En plus de l’événement que représentait le colloque, le voyage a permis la rencontre de nombreuses personnalités dont le Cheikh Mohammad Nokkari, directeur général de Dar al-fatwa (la plus haute instance de l’Islam libanais), lequel a publié en janvier dernier une « Lettre ouverte à mon cousin juif », qui retrace le conflit islamo-juif depuis ses origines jusqu’à nos jours. Le Cheikh donne de plus une information de première importance : pour la première fois, un rassemblement publique regroupant musulmans et chrétiens s’est tenu le 25 mars 2008 sur le thème « Ensemble autour de Marie, notre Dame ». Cet événement a eu un tel impact qu’il va sans doute être répété chaque année à la même date. Par ailleurs, un monument verra probablement le jour, érigé sur la place même de ce rassemblement.
Autres rencontres marquantes : Mgr Samir Nassar, évêque maronite de Damas, Libanais et non Syrien, mais aussi son Excellence Mgr Youssef Bechara, archevêque maronite d’Antelias, qui note l’instabilité politique au Liban et les risques croissants de l’ingérence extérieure s’il ne s’agit pas d’une aide durable devant être selon lui assurée par des liens politiques ou institutionnels. Le chrétien, précise-t-il, a un rôle à jouer. La diaspora est importante, mais les liens affectifs disparaissent après deux ou trois générations.
Depuis le voyage, le groupe communautaire de Fondacio, baptisé « Levain », se réunit de nouveau pour prier, s’encourager à tenir bon et redévelopper peu à peu les axes missionnaires (jeunes, couples et famille, seniors et aînés, pauvretés, responsables dans la cité). Toufic Aris est revenu quelque temps en France pour travailler et se donner les moyens de vivre cet échange de dons préconisé par le P. Legrand au cours du colloque.
Le voyage a donc poursuivi sa route jusqu’en Syrie pour ne pas cantonner les chrétiens d’Orient à la seule terre libanaise, mais aussi parce que des appels venant de Syrie se sont plusieurs fois fait entendre. La décision a donc été prise au siège international de Fondacio pour se rendre notamment à Damas et à Alep, afin de rencontrer et d’écouter les responsables civils, politiques et ecclésiaux.
La Syrie est un état laïc où les sunnites représentent la majorité religieuse. Le président syrien, Bachar El-Assad appartient à la communauté minoritaire des alaouites, proches des chiites. Les chrétiens représentent 6 à 10% de la population, répartis dans onze communautés. L’inconvénient est grand sur le plan pastoral : chaque communauté cherche davantage son propre bien que le bien commun de l’Eglise du territoire syrien.

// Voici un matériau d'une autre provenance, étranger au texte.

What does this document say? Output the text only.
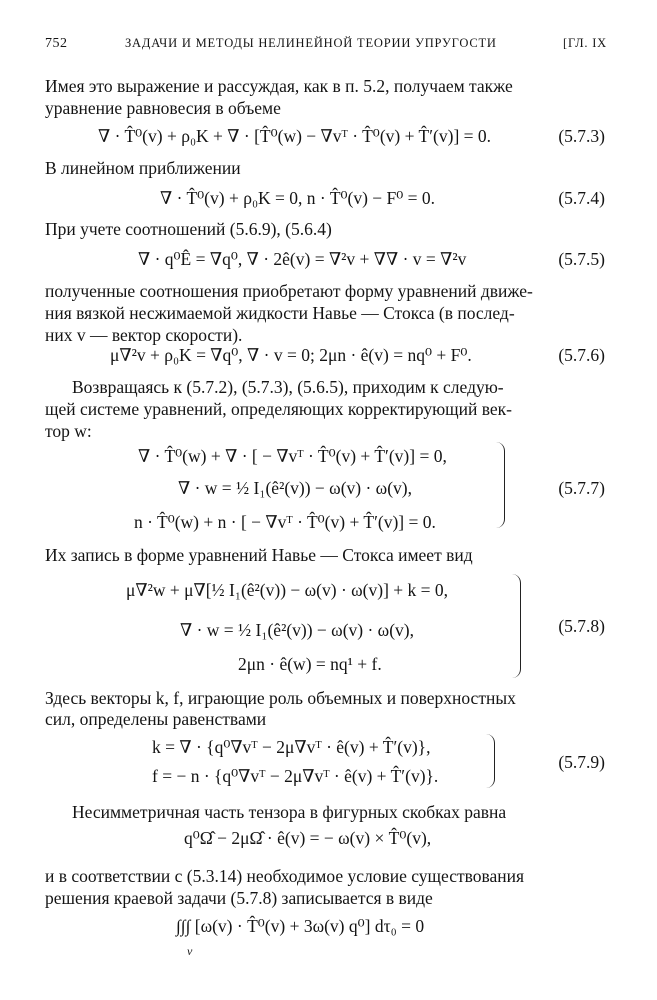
752	ЗАДАЧИ И МЕТОДЫ НЕЛИНЕЙНОЙ ТЕОРИИ УПРУГОСТИ	[ГЛ. IX
Имея это выражение и рассуждая, как в п. 5.2, получаем также
уравнение равновесия в объеме
∇ · T̂⁰(v) + ρ₀K + ∇ · [T̂⁰(w) − ∇vᵀ · T̂⁰(v) + T̂′(v)] = 0.	(5.7.3)
В линейном приближении
∇ · T̂⁰(v) + ρ₀K = 0, n · T̂⁰(v) − F⁰ = 0.	(5.7.4)
При учете соотношений (5.6.9), (5.6.4)
∇ · q⁰Ê = ∇q⁰, ∇ · 2ê(v) = ∇²v + ∇∇ · v = ∇²v	(5.7.5)
полученные соотношения приобретают форму уравнений движе-
ния вязкой несжимаемой жидкости Навье — Стокса (в послед-
них v — вектор скорости).
μ∇²v + ρ₀K = ∇q⁰, ∇ · v = 0; 2μn · ê(v) = nq⁰ + F⁰.	(5.7.6)
Возвращаясь к (5.7.2), (5.7.3), (5.6.5), приходим к следую-
щей системе уравнений, определяющих корректирующий век-
тор w:
∇ · T̂⁰(w) + ∇ · [ − ∇vᵀ · T̂⁰(v) + T̂′(v)] = 0,
∇ · w = ½ I₁(ê²(v)) − ω(v) · ω(v),
n · T̂⁰(w) + n · [ − ∇vᵀ · T̂⁰(v) + T̂′(v)] = 0.
(5.7.7)
Их запись в форме уравнений Навье — Стокса имеет вид
μ∇²w + μ∇[½ I₁(ê²(v)) − ω(v) · ω(v)] + k = 0,
∇ · w = ½ I₁(ê²(v)) − ω(v) · ω(v),
2μn · ê(w) = nq¹ + f.
(5.7.8)
Здесь векторы k, f, играющие роль объемных и поверхностных
сил, определены равенствами
k = ∇ · {q⁰∇vᵀ − 2μ∇vᵀ · ê(v) + T̂′(v)},
f = − n · {q⁰∇vᵀ − 2μ∇vᵀ · ê(v) + T̂′(v)}.
(5.7.9)
Несимметричная часть тензора в фигурных скобках равна
q⁰Ω̂ − 2μΩ̂ · ê(v) = − ω(v) × T̂⁰(v),
и в соответствии с (5.3.14) необходимое условие существования
решения краевой задачи (5.7.8) записывается в виде
∫∫∫ [ω(v) · T̂⁰(v) + 3ω(v) q⁰] dτ₀ = 0
v
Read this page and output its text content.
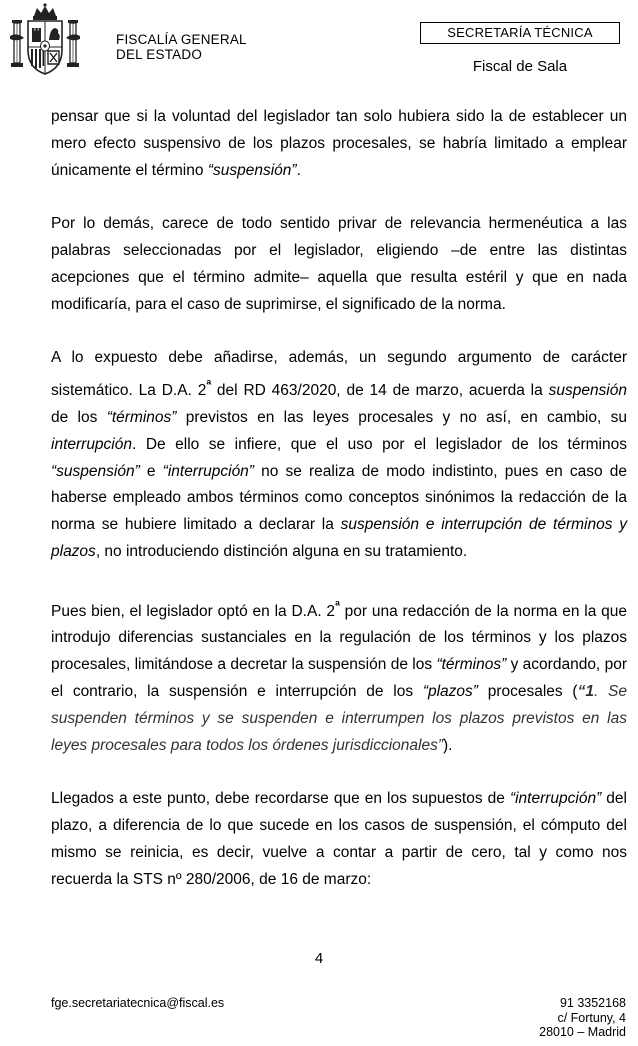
FISCALÍA GENERAL
DEL ESTADO
SECRETARÍA TÉCNICA
Fiscal de Sala

pensar que si la voluntad del legislador tan solo hubiera sido la de establecer un mero efecto suspensivo de los plazos procesales, se habría limitado a emplear únicamente el término “suspensión”.

Por lo demás, carece de todo sentido privar de relevancia hermenéutica a las palabras seleccionadas por el legislador, eligiendo –de entre las distintas acepciones que el término admite– aquella que resulta estéril y que en nada modificaría, para el caso de suprimirse, el significado de la norma.

A lo expuesto debe añadirse, además, un segundo argumento de carácter sistemático. La D.A. $2^ª$ del RD 463/2020, de 14 de marzo, acuerda la suspensión de los “términos” previstos en las leyes procesales y no así, en cambio, su interrupción. De ello se infiere, que el uso por el legislador de los términos “suspensión” e “interrupción” no se realiza de modo indistinto, pues en caso de haberse empleado ambos términos como conceptos sinónimos la redacción de la norma se hubiere limitado a declarar la suspensión e interrupción de términos y plazos, no introduciendo distinción alguna en su tratamiento.

Pues bien, el legislador optó en la D.A. $2^ª$ por una redacción de la norma en la que introdujo diferencias sustanciales en la regulación de los términos y los plazos procesales, limitándose a decretar la suspensión de los “términos” y acordando, por el contrario, la suspensión e interrupción de los “plazos” procesales (“1. Se suspenden términos y se suspenden e interrumpen los plazos previstos en las leyes procesales para todos los órdenes jurisdiccionales”).

Llegados a este punto, debe recordarse que en los supuestos de “interrupción” del plazo, a diferencia de lo que sucede en los casos de suspensión, el cómputo del mismo se reinicia, es decir, vuelve a contar a partir de cero, tal y como nos recuerda la STS nº 280/2006, de 16 de marzo:

4
fge.secretariatecnica@fiscal.es	91 3352168
c/ Fortuny, 4
28010 – Madrid
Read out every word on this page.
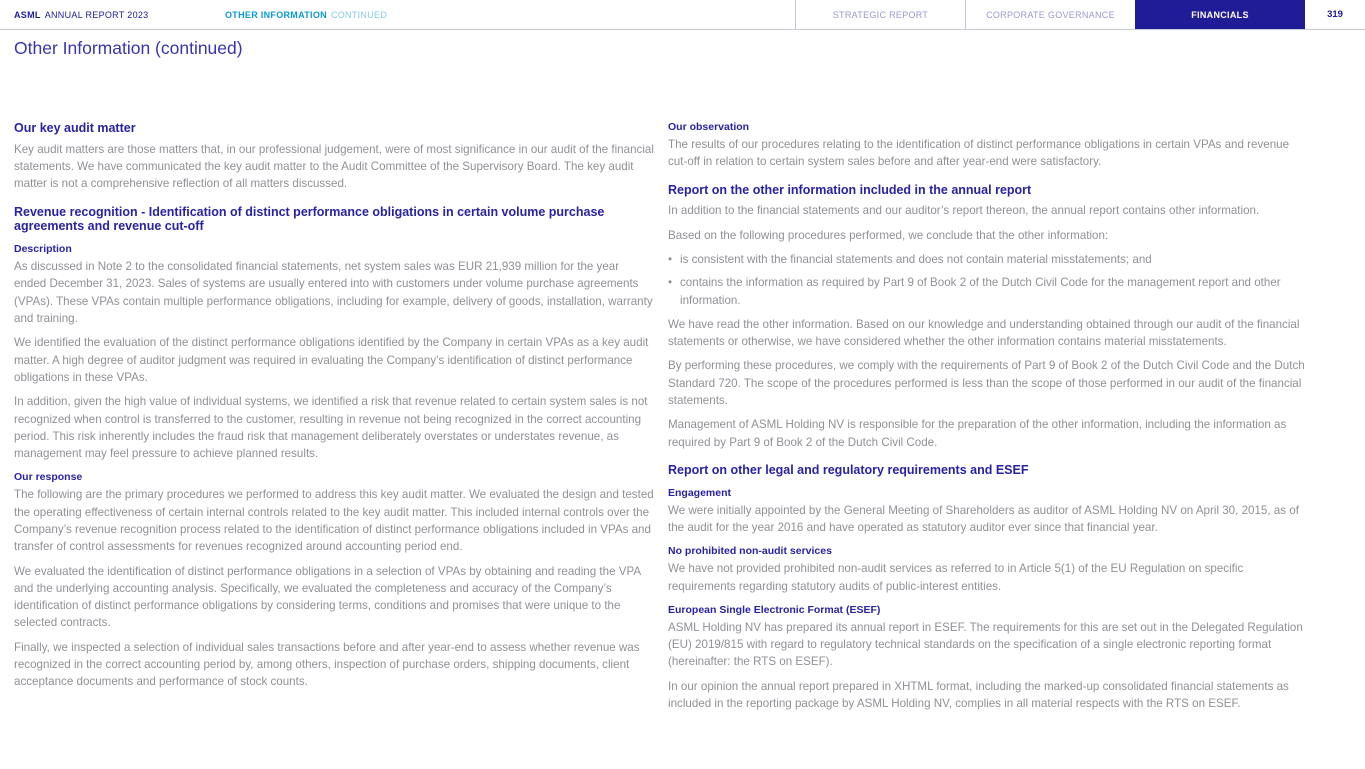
ASML ANNUAL REPORT 2023	OTHER INFORMATION CONTINUED	STRATEGIC REPORT	CORPORATE GOVERNANCE	FINANCIALS	319
Other Information (continued)
Our key audit matter

Key audit matters are those matters that, in our professional judgement, were of most significance in our audit of the financial statements. We have communicated the key audit matter to the Audit Committee of the Supervisory Board. The key audit matter is not a comprehensive reflection of all matters discussed.

Revenue recognition - Identification of distinct performance obligations in certain volume purchase agreements and revenue cut-off
Description

As discussed in Note 2 to the consolidated financial statements, net system sales was EUR 21,939 million for the year ended December 31, 2023. Sales of systems are usually entered into with customers under volume purchase agreements (VPAs). These VPAs contain multiple performance obligations, including for example, delivery of goods, installation, warranty and training.

We identified the evaluation of the distinct performance obligations identified by the Company in certain VPAs as a key audit matter. A high degree of auditor judgment was required in evaluating the Company’s identification of distinct performance obligations in these VPAs.

In addition, given the high value of individual systems, we identified a risk that revenue related to certain system sales is not recognized when control is transferred to the customer, resulting in revenue not being recognized in the correct accounting period. This risk inherently includes the fraud risk that management deliberately overstates or understates revenue, as management may feel pressure to achieve planned results.

Our response

The following are the primary procedures we performed to address this key audit matter. We evaluated the design and tested the operating effectiveness of certain internal controls related to the key audit matter. This included internal controls over the Company’s revenue recognition process related to the identification of distinct performance obligations included in VPAs and transfer of control assessments for revenues recognized around accounting period end.

We evaluated the identification of distinct performance obligations in a selection of VPAs by obtaining and reading the VPA and the underlying accounting analysis. Specifically, we evaluated the completeness and accuracy of the Company’s identification of distinct performance obligations by considering terms, conditions and promises that were unique to the selected contracts.

Finally, we inspected a selection of individual sales transactions before and after year-end to assess whether revenue was recognized in the correct accounting period by, among others, inspection of purchase orders, shipping documents, client acceptance documents and performance of stock counts.

Our observation

The results of our procedures relating to the identification of distinct performance obligations in certain VPAs and revenue cut-off in relation to certain system sales before and after year-end were satisfactory.

Report on the other information included in the annual report

In addition to the financial statements and our auditor’s report thereon, the annual report contains other information.

Based on the following procedures performed, we conclude that the other information:

• is consistent with the financial statements and does not contain material misstatements; and
• contains the information as required by Part 9 of Book 2 of the Dutch Civil Code for the management report and other information.

We have read the other information. Based on our knowledge and understanding obtained through our audit of the financial statements or otherwise, we have considered whether the other information contains material misstatements.

By performing these procedures, we comply with the requirements of Part 9 of Book 2 of the Dutch Civil Code and the Dutch Standard 720. The scope of the procedures performed is less than the scope of those performed in our audit of the financial statements.

Management of ASML Holding NV is responsible for the preparation of the other information, including the information as required by Part 9 of Book 2 of the Dutch Civil Code.

Report on other legal and regulatory requirements and ESEF
Engagement

We were initially appointed by the General Meeting of Shareholders as auditor of ASML Holding NV on April 30, 2015, as of the audit for the year 2016 and have operated as statutory auditor ever since that financial year.

No prohibited non-audit services

We have not provided prohibited non-audit services as referred to in Article 5(1) of the EU Regulation on specific requirements regarding statutory audits of public-interest entities.

European Single Electronic Format (ESEF)

ASML Holding NV has prepared its annual report in ESEF. The requirements for this are set out in the Delegated Regulation (EU) 2019/815 with regard to regulatory technical standards on the specification of a single electronic reporting format (hereinafter: the RTS on ESEF).

In our opinion the annual report prepared in XHTML format, including the marked-up consolidated financial statements as included in the reporting package by ASML Holding NV, complies in all material respects with the RTS on ESEF.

Tout comme au Liban, le séjour en Syrie a permis des rencontres significatives. Sa Béatitude Grégoire III Laham, primat de l’Eglise grecque-catholique melkite avec le titre de Patriarche d’Antioche et de tout l’Orient, d’Alexandrie et de Jérusalem des Melkites, affirme que l’avenir est dans le dialogue islamo-chrétien : « Chrétiens, musulmans ou juifs, si nous sommes incapables de dialoguer, alors nous sommes finis », a-t-il confié. En plus de visites telles que la mosquée des Omeyyades ou la maison d’Ananie (l’homme qui rend la vue à Saint Paul après sa conversion sur son chemin vers Damas), le séjour aura bénéficié d’autres rencontres toujours pleines d’intérêt pour la compréhension de la situation locale : M. Alain Bifani, directeur général du Ministère des Finances ; M. Antoine Tatouel, président de la communauté CVX en Syrie ; le P. Georges Sabeh, provincial des Maristes du Liban et de la Syrie ; la sociologue Mme Louma Salman, M. Georges Antaki, collectionneur d’art et responsable local de la Société Saint Vincent de Paul ; son Excellence Mgr Youssef Anis Abi-Aad, archevêque maronite d’Alep. Ce dernier a lancé une invitation à Fondacio à venir travailler avec les Kurdes qui ne sont ni musulmans ni chrétiens…
Au terme de ce voyage, il reste que de nombreux ’’dossiers"" sont à travailler. L’enjeu n’est pas seulement pour Fondacio mais d’abord pour les chrétiens d’Orient, pas seulement spirituel mais aussi culturel.